Go Down

Topic: pulseIn Bug (Read 5467 times) previous topic - next topic

iwoloschin

I thought that might have something to do with it too, but I don't know why that would matter.  My timeout (usLong) is set to 100 mS, or 10,000 uS.  According to the reference page*, it needs to be between 10 uS and 3 minutes (1.8 x 108 uS), and it also says the following:

Quote
Reads a pulse (either HIGH or LOW) on a pin. For example, if value is HIGH, pulseIn() waits for the pin to go HIGH, starts timing, then waits for the pin to go LOW and stops timing. Returns the length of the pulse in microseconds. Gives up and returns 0 if no pulse starts within a specified time out.

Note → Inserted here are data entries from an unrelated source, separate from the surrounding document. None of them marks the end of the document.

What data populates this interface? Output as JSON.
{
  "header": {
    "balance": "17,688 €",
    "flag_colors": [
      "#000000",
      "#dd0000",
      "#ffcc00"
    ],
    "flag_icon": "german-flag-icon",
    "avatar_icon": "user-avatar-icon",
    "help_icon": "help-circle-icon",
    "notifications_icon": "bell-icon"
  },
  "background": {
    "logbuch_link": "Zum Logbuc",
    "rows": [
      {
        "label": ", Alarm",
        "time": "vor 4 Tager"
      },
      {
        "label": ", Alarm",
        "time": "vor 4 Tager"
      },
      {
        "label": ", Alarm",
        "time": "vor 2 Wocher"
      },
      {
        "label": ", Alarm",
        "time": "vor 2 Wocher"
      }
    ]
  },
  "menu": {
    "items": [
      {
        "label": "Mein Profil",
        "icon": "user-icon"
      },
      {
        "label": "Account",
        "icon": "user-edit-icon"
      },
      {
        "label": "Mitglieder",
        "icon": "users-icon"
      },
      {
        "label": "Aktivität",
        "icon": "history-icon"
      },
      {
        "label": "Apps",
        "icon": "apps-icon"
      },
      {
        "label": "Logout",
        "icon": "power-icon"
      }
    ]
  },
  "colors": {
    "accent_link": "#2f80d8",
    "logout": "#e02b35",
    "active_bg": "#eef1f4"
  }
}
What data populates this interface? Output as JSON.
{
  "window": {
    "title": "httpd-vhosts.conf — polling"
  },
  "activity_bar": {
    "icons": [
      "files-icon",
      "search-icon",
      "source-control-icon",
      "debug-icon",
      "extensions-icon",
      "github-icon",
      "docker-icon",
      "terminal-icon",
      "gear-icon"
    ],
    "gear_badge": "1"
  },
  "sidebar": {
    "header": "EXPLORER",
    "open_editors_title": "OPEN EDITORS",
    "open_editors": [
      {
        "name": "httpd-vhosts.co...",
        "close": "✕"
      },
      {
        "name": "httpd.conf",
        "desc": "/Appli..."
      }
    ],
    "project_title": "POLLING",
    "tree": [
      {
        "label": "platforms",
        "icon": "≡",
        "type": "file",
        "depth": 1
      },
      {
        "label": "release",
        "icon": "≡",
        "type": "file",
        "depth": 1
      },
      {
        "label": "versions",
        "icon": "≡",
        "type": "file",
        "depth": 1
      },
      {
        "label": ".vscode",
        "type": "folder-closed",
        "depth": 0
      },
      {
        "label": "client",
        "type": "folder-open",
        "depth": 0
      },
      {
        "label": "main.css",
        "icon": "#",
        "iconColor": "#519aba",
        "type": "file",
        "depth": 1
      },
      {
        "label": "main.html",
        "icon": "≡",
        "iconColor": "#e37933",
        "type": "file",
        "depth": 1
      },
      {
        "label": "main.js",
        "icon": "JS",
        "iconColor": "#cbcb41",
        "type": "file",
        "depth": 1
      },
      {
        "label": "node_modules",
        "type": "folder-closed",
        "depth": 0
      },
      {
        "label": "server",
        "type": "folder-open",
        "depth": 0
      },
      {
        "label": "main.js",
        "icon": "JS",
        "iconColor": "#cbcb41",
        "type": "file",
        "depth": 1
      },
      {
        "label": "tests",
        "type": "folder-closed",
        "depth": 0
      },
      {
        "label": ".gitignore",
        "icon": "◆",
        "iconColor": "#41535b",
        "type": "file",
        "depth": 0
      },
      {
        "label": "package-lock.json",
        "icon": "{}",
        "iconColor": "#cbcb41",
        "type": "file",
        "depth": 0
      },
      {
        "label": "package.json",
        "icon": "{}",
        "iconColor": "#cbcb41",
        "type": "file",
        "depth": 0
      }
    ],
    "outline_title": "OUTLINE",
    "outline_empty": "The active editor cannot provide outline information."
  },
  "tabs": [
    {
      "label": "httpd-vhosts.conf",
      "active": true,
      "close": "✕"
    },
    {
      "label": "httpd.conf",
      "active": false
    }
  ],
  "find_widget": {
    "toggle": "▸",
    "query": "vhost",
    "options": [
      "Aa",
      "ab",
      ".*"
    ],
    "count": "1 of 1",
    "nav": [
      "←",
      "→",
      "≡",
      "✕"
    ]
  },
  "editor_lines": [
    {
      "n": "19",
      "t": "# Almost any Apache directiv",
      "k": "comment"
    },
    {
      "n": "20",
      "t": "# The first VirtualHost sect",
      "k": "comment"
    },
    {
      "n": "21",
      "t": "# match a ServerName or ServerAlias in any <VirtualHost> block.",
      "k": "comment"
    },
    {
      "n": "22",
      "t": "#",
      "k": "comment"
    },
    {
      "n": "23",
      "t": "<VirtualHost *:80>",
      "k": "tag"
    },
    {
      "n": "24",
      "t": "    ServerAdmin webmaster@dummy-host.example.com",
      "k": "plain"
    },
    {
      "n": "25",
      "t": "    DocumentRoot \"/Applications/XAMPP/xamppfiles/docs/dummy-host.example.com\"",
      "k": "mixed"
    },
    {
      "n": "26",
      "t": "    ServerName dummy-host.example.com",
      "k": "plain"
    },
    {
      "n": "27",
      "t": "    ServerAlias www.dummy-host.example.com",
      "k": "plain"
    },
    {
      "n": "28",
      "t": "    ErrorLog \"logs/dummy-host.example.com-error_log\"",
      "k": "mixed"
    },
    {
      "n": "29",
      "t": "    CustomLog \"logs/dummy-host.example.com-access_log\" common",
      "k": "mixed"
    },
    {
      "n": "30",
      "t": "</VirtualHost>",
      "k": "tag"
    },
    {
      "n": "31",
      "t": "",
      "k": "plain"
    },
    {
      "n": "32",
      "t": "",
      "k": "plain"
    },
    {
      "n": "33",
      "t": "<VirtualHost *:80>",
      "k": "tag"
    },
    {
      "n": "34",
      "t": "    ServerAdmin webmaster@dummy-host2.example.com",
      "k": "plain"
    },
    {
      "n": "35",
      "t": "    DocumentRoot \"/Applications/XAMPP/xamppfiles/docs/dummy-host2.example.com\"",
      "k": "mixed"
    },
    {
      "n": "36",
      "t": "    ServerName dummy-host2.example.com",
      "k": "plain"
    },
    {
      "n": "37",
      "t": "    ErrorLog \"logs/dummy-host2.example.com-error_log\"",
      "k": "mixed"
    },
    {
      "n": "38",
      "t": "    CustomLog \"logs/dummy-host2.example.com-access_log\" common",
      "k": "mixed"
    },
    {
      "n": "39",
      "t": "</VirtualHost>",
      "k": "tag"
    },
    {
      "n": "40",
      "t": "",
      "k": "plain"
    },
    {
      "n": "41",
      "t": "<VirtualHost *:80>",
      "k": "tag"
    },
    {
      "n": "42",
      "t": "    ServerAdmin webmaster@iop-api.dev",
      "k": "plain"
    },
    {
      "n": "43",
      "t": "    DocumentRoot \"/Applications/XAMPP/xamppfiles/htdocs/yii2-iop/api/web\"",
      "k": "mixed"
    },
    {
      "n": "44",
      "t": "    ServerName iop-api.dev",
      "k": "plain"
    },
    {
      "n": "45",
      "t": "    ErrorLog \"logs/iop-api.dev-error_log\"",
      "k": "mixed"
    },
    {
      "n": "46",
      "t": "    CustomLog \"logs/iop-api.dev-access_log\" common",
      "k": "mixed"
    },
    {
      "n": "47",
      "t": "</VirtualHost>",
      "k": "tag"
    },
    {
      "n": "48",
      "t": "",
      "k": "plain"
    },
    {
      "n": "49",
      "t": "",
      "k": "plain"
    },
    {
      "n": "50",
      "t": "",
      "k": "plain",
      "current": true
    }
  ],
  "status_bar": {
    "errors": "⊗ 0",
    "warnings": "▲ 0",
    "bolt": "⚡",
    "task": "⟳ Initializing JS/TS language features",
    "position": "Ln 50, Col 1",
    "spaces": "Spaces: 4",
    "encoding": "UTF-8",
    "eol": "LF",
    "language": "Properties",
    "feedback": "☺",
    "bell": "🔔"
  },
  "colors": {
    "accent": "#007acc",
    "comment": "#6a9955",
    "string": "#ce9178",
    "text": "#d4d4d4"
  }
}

I don't see why that change should be affecting this, as the pulses I'm measuring are 2 orders of magnitude below my timeout period.

*http://arduino.cc/en/Reference/pulseIn

robtillaart


My bugreport - http://code.google.com/p/arduino/issues/detail?id=675 - included math problems due to macro expansion with timeout too ... But the effect was that "long" timeouts went off too early due to overflow, not that it gave too large values....
Rob Tillaart

Nederlandse sectie - http://arduino.cc/forum/index.php/board,77.0.html -
(Please do not PM for private consultancy)

iwoloschin



My bugreport - http://code.google.com/p/arduino/issues/detail?id=675 - included math problems due to macro expansion with timeout too ... But the effect was that "long" timeouts went off too early due to overflow, not that it gave too large values....



It looks like pulseIn is reporting the correct pulse length, just not returning right away which causes it to miss the next (closely, but not too closely) spaced pulse.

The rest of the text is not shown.